Boyd is best known for co-writing Garth Brook's No. 1 country hit, “Two of a Kind, Workin' on a Full House,” which appeared on Brooks' album, “No Fences.” He also co-wrote “Working Man's PhD” with Aaron Tippin, who took the song in 1993 to No. 7 on the Billboard Hot Country Songs chart and featured it as the leadoff single on his album, “Call of the Wild.”
Boyd also wrote songs for The Nitty Gritty Dirt Band, Conway Twitty, George Jones, Earl Thomas Conley, Billy Dean, Martina McBride, Vern Gosdin, Patty Loveless and many others. In later years, he moved to Spicewood, near Willie Nelson's Luck Ranch, and became well-known in the Austin music scene as a regular performer at Poodie's Hilltop Roadhouse in Spicewood and other local establishments.
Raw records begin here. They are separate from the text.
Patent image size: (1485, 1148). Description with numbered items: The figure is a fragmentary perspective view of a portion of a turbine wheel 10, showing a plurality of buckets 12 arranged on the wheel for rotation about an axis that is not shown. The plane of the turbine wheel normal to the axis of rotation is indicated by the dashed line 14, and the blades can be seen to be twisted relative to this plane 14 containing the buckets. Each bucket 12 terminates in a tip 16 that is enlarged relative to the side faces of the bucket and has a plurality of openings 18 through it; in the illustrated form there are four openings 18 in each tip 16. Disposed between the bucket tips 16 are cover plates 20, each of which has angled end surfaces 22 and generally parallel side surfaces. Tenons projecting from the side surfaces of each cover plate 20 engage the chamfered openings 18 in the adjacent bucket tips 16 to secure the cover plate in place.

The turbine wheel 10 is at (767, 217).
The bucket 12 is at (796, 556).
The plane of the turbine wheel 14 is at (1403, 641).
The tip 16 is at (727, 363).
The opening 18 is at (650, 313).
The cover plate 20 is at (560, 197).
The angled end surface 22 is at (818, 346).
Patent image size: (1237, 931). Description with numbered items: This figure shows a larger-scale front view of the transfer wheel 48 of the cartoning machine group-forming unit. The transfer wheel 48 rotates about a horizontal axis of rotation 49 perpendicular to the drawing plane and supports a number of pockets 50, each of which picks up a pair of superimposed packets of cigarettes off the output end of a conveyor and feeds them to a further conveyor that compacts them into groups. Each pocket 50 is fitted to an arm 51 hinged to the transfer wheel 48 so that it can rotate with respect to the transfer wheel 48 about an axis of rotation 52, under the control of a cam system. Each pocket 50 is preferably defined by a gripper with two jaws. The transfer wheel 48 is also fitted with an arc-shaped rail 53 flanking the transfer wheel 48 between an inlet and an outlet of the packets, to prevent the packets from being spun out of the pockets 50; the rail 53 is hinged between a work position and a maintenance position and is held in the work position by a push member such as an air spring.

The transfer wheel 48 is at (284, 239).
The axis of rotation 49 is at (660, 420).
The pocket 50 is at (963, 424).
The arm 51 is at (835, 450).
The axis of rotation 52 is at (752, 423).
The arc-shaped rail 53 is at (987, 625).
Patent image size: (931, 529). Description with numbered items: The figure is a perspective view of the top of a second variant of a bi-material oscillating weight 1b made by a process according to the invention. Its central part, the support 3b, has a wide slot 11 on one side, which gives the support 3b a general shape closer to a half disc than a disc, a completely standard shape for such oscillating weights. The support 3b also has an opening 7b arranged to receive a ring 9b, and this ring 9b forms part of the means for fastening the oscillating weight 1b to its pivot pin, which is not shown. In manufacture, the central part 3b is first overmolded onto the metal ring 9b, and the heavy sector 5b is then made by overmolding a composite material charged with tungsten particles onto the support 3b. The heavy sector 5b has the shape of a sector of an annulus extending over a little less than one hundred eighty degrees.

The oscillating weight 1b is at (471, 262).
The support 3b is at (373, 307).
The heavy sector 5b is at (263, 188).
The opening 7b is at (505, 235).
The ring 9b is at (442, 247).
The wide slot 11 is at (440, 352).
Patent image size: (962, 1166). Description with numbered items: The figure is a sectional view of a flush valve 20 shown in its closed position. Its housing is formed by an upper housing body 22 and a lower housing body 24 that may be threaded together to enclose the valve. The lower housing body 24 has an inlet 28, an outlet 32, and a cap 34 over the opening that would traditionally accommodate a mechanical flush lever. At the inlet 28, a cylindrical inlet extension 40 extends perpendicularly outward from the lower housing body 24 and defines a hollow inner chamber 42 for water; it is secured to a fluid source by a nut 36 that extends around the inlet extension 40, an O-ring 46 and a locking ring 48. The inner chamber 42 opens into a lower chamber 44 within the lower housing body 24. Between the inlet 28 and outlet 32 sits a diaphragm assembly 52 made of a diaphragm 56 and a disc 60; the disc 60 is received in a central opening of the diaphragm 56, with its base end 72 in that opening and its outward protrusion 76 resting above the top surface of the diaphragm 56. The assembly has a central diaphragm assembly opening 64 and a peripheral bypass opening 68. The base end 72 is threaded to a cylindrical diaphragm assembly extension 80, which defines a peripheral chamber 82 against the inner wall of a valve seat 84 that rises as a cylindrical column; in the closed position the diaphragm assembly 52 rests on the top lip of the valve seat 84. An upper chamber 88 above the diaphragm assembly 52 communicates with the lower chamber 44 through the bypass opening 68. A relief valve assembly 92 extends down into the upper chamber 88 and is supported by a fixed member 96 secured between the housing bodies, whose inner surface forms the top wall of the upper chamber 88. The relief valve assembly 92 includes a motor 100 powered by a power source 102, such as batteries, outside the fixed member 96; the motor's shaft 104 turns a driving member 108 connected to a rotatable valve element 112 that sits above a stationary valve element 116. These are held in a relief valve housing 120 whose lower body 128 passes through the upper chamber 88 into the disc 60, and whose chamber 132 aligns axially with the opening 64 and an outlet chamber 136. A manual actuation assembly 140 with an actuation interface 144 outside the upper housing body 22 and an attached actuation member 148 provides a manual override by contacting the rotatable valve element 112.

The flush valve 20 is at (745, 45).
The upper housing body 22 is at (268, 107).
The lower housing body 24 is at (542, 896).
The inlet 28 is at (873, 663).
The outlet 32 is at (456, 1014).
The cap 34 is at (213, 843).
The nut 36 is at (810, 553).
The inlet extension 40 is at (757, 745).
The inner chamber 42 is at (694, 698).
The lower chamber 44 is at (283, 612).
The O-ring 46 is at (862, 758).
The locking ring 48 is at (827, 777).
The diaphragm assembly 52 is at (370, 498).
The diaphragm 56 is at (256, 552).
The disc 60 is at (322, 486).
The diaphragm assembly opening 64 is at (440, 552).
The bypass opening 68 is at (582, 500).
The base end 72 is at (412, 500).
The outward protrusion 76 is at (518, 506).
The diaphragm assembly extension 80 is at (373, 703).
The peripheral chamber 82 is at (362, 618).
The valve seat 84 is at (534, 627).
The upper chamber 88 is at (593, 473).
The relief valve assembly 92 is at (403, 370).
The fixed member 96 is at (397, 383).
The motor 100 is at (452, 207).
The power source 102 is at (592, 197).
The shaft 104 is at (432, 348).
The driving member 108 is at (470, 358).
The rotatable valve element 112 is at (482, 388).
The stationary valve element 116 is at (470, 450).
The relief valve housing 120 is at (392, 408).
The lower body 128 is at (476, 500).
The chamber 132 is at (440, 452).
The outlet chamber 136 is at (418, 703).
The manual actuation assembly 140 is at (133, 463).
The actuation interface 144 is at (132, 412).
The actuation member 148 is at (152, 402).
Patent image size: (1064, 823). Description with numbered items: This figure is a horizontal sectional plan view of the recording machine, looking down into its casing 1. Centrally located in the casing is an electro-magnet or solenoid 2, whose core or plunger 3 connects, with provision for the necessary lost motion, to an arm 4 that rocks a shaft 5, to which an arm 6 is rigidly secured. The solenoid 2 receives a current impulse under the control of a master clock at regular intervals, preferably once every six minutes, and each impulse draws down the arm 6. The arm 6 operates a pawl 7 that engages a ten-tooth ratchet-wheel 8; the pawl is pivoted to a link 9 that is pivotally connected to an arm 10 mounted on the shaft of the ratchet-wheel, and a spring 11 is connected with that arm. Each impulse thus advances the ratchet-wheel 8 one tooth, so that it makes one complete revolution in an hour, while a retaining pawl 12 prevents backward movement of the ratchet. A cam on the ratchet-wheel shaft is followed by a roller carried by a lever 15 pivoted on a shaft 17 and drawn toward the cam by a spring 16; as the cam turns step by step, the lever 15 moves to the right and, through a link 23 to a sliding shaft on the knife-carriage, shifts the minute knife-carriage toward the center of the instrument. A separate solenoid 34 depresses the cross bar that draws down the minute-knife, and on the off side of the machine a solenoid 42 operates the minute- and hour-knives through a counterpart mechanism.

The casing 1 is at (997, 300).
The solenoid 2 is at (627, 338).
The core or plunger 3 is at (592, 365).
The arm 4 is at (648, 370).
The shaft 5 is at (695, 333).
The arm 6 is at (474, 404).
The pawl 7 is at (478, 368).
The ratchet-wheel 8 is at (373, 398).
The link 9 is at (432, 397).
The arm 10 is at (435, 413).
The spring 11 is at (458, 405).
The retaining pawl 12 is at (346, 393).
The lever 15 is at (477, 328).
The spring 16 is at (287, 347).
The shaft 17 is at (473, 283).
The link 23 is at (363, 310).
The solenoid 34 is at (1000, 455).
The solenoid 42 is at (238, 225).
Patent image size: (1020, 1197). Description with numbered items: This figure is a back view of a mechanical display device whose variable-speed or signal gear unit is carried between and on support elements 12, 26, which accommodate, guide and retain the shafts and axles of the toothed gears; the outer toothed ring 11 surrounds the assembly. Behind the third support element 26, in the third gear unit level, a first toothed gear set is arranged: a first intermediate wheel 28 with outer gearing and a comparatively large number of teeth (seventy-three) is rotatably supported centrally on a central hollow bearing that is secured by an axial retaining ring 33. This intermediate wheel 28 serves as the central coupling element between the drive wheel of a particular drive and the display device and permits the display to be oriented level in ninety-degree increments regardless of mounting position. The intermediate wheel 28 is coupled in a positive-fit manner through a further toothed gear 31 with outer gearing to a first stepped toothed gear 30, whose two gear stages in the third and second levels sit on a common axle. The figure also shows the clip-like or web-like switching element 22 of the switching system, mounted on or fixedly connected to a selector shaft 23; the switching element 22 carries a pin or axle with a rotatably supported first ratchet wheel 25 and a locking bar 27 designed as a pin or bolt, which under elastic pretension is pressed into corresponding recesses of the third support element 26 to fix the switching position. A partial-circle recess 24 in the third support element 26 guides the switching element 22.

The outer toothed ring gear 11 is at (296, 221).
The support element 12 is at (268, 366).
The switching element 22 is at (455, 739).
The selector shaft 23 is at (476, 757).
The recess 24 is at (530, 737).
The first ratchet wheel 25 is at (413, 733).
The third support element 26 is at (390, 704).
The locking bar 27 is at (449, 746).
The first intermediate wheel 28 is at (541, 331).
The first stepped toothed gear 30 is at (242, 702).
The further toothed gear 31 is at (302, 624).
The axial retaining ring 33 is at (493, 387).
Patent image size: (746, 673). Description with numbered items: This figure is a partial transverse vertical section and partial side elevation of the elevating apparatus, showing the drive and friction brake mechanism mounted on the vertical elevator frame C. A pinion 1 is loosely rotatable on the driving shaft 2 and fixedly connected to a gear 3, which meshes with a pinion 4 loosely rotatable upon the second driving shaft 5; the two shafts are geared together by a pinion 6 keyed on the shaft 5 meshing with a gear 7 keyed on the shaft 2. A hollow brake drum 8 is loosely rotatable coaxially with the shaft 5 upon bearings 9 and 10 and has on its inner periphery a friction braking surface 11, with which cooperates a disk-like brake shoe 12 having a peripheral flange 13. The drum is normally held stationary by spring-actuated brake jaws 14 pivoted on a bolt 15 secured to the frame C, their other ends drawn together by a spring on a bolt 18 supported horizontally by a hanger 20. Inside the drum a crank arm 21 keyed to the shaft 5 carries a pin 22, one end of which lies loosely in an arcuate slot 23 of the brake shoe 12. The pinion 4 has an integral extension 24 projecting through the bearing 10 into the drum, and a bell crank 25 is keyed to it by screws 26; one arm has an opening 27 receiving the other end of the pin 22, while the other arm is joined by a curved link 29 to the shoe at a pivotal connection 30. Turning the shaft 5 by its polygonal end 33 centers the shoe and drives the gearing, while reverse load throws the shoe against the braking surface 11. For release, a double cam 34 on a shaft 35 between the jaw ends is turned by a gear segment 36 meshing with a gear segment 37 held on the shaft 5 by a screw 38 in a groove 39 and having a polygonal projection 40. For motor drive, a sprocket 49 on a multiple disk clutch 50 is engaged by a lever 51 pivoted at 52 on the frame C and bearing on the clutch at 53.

He shared the stage with Willie Nelson, Billy Joe Shaver, Toby Keith, Pat Green, Cory Morrow, Cross Canadian Ragweed, Dub Miller, Roger Creager and others as a performer. He also worked with local artists Stephen Bruton and the legendary W.C. Clark.
A native of Dunlap, Tennessee, Boyd started his professional songwriting career in Nashville in 1980. He had begun playing in his first band in Tennessee at the tender age of 12 and cut his teeth in the late 1960s and early 1970s, performing residencies at The Castaways club in Chattanooga.
Early in his career, Boyd also opened shows for several R&B artists, inlcuding Little Richard, The Coasters and The Platters.
A memorial is being established for Boyd and a GoFundMe account has been set up at gofundme.com/bobby-boyds-funeral-and-memorial.